A primeira coisa de todas é ter o estado de espírito certo, estar disposto a ir até o fim e com os olhos bem firmes onde se quer chegar. Aquele que entra nesse meio precisa ter uma fome de palavras, pensar nelas o dia todo, sem parar, frequentemente e pensar na história que quer contar até que a cabeça comece a doer. É preciso estar tão afogado em sua própria arte que provavelmente algumas coisas vão para segundo plano – pode ser uma matéria na faculdade, pode ser o almoço ou até mesmo aquele sonho de ser cantor de rap. Para mim a escrita deve engolir, obliterar e deixar em segundo plano qualquer coisa que não posso ser absorvida por ela – é preciso um exercício de obsessão, que pode, claro, causar sofrimento, mas quem entra nesse mundo está disposto a trabalhar. Uma atividade de abandono e de se jogar de um penhasco sem uma corda para te puxar de volta.

É nesse primeiro momento que a gente tem que abraçar as palavras como um todo e ter uma curiosidade infinita. Ler sobre tudo, descobrir quais são as técnicas literárias existentes e como os grandes autores faziam cada manobra, ter curiosidade sobre tudo o que tem a ver com literatura, mesmo que seja uma forma de poema da Índia que você nunca vai usar. E, mesmo que você queira ser um(a) autor(a) de fantasia, literatura juvenil ou qualquer coisa, você precisa absorver tudo. Seus talentos vão melhorar com o tempo, é um processo que pode levar anos, mas o importante é estar trilhando o caminho.

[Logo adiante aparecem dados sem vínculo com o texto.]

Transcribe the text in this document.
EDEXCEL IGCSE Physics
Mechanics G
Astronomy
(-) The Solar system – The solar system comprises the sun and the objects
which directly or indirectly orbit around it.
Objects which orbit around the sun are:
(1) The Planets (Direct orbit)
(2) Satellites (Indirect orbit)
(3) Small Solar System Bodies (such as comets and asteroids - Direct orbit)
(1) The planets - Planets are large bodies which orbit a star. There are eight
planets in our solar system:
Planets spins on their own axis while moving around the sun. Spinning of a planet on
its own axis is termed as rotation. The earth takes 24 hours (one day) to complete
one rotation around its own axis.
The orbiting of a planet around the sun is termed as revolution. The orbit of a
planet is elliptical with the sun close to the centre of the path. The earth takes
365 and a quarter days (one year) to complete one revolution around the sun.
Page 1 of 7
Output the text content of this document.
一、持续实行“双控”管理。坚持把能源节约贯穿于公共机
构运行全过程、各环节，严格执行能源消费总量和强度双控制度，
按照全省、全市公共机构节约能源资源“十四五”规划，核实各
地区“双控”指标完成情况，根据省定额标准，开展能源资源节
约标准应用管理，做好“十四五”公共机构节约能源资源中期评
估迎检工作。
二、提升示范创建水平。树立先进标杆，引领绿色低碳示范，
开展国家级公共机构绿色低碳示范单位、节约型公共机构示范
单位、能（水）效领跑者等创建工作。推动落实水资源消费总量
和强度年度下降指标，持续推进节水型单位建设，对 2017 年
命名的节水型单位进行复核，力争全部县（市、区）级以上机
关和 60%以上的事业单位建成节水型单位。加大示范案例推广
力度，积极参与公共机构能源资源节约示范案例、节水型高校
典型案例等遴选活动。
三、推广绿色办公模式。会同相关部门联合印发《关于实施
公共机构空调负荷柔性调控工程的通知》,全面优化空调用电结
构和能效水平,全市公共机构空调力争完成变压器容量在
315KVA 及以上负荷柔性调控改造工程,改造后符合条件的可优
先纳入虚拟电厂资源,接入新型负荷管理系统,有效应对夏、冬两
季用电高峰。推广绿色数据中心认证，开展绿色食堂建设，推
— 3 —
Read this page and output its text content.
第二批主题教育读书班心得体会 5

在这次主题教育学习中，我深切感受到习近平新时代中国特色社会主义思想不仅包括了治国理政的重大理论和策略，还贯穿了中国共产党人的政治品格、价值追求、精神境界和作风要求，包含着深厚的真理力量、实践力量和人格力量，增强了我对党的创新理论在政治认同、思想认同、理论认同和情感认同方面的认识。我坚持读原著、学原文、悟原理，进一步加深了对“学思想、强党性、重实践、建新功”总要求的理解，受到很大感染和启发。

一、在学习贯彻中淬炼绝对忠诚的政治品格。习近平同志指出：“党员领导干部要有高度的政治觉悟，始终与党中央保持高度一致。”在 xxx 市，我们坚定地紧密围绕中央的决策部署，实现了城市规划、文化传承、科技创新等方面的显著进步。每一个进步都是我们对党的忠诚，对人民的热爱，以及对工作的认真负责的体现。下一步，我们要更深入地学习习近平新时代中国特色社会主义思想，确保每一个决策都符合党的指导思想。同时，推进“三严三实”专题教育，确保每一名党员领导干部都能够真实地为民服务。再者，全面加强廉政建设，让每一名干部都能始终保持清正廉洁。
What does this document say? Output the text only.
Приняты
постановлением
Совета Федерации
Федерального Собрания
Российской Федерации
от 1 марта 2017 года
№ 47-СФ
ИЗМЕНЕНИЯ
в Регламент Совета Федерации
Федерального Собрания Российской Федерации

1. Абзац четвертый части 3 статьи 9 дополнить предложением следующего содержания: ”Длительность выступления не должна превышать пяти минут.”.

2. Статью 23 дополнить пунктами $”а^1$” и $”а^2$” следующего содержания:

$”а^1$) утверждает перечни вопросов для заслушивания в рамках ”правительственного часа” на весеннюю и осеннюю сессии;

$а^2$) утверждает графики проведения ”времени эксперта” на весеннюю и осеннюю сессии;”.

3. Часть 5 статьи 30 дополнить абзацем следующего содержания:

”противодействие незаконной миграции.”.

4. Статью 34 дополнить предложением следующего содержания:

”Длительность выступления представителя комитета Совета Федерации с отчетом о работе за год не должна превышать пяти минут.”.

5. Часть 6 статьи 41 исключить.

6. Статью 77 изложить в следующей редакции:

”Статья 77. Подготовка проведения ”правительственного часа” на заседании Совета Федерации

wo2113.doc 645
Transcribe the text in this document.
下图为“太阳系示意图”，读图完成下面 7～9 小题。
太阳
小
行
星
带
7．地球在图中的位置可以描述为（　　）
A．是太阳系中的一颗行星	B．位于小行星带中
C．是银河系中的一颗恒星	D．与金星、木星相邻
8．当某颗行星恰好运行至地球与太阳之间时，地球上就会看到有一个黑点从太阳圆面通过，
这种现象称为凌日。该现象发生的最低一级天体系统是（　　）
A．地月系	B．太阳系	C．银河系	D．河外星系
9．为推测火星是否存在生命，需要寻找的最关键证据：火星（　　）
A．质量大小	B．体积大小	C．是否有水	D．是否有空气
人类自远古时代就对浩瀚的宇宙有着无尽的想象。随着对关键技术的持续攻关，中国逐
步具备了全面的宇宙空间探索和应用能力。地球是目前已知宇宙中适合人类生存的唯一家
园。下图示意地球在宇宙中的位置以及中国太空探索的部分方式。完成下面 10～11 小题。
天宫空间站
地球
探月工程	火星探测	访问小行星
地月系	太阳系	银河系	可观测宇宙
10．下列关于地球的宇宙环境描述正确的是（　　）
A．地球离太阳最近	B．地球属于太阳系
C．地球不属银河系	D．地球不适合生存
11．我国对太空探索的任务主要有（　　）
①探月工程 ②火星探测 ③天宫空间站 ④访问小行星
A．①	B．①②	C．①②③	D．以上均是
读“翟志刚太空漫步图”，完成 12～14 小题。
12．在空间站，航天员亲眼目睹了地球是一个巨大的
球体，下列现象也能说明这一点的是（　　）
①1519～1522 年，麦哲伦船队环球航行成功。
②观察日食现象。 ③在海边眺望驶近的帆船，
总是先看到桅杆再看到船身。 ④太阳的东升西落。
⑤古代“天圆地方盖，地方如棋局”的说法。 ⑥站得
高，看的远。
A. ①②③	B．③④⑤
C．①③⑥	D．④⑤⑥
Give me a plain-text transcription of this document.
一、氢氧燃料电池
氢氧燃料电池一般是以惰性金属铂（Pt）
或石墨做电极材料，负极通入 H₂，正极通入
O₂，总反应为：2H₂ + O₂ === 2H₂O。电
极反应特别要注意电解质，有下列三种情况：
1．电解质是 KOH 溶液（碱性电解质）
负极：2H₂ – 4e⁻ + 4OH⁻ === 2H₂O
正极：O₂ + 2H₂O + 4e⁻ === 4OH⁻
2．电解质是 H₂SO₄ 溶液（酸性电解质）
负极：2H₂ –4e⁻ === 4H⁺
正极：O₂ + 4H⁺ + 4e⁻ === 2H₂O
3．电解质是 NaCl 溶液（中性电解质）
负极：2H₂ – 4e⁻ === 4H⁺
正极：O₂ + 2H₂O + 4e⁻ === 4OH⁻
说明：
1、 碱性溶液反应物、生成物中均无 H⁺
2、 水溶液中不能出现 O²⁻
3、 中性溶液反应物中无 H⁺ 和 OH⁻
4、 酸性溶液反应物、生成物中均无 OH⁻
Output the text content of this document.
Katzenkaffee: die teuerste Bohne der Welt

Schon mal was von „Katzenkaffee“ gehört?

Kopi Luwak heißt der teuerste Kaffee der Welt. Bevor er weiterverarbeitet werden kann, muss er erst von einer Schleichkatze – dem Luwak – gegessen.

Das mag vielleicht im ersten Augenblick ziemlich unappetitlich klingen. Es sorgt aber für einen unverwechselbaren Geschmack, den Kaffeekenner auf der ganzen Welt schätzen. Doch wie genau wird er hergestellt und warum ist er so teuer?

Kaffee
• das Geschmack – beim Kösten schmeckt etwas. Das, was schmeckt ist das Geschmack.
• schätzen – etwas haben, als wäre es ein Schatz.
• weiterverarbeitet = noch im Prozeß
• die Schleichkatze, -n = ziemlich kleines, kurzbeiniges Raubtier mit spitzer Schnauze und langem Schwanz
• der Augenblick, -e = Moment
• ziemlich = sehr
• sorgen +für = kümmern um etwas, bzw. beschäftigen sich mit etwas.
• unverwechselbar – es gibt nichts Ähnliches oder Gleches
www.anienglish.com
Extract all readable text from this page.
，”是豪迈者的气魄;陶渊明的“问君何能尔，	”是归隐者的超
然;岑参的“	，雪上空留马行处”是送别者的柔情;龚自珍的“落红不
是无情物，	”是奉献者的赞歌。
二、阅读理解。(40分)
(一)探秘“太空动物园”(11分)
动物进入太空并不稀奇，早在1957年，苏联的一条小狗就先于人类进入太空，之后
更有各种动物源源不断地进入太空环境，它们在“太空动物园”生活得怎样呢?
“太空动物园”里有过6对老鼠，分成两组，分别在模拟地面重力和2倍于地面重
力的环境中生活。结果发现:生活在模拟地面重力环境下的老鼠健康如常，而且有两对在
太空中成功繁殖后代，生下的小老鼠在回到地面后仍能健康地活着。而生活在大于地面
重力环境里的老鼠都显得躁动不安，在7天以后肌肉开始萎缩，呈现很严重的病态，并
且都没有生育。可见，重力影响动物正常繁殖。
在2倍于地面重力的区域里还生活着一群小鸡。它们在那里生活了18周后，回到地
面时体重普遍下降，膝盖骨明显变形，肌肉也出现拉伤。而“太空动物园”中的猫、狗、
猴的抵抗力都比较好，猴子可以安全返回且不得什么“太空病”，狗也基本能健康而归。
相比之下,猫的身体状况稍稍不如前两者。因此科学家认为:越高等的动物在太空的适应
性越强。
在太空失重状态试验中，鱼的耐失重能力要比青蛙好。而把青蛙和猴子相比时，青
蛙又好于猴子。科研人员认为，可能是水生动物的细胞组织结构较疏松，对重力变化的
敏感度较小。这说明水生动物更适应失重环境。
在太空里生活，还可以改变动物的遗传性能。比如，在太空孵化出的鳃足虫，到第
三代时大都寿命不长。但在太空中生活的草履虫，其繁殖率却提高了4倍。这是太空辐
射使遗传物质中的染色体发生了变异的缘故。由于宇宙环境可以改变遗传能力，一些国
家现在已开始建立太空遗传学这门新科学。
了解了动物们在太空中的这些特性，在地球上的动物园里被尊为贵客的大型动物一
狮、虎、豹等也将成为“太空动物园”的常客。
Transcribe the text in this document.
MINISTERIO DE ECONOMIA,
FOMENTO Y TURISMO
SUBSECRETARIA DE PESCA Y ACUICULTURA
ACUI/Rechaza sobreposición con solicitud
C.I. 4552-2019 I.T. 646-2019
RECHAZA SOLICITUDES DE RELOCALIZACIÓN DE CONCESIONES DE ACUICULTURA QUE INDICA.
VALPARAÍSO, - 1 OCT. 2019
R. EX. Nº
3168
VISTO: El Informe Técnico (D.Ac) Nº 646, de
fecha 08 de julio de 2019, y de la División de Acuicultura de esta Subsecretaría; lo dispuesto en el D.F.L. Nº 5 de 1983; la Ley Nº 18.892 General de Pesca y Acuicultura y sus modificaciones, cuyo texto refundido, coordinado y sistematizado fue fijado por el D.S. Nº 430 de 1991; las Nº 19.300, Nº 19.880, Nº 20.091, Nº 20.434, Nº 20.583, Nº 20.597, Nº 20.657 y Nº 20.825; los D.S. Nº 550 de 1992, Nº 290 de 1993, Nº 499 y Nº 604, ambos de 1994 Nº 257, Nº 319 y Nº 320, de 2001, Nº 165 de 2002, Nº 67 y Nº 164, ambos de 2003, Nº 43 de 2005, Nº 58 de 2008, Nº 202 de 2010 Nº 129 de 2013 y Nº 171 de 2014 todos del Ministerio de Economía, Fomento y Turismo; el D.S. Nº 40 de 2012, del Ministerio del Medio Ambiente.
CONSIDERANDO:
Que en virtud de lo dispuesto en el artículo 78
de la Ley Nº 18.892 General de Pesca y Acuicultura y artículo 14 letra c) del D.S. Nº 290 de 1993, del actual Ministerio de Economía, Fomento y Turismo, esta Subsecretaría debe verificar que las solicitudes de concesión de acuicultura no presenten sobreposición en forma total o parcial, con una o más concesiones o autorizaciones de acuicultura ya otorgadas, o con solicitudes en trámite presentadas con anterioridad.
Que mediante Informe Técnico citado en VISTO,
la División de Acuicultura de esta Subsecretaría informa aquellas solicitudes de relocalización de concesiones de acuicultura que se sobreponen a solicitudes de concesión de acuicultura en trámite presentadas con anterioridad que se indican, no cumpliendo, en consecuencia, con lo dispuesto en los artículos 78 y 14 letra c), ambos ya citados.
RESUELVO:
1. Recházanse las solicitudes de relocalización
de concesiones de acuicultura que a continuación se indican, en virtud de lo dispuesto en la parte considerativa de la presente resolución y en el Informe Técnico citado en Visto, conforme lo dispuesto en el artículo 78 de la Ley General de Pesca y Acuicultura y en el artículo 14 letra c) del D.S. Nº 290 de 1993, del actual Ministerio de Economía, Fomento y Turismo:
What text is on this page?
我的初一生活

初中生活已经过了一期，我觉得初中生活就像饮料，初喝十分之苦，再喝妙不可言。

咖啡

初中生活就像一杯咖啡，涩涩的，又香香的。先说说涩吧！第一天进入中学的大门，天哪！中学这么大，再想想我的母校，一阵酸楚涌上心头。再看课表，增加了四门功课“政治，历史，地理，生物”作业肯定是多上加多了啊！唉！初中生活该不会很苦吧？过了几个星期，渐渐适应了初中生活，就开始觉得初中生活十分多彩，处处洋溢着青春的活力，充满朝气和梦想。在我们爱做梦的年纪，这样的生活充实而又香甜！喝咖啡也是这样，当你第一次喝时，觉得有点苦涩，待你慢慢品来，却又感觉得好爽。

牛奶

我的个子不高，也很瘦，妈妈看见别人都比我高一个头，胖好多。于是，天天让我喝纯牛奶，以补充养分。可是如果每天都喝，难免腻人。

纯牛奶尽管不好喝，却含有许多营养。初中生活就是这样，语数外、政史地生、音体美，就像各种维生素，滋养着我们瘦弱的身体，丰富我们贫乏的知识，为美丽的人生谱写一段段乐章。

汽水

Tem pessoas que sentam – por pura obra de Chtulhu – e escrevem poemas perfeitos e romances maravilhosos do nada, mas isso é a exceção. Precisamos cada vez mais produzir nossa arte de forma consciente, sabendo o que queremos fazer com aquele capítulo, aquela frase – precisa ser uma coisa que vai guiada da cabeça para a mão. Escrever é um trabalho, precisa ser encarado como tal, com seus deveres e obrigações, não apenas emoções e vontade de ser celebridade. É como pensar em esculturas, você precisa quebrar muita pedra para tirar seu Davi de dentro.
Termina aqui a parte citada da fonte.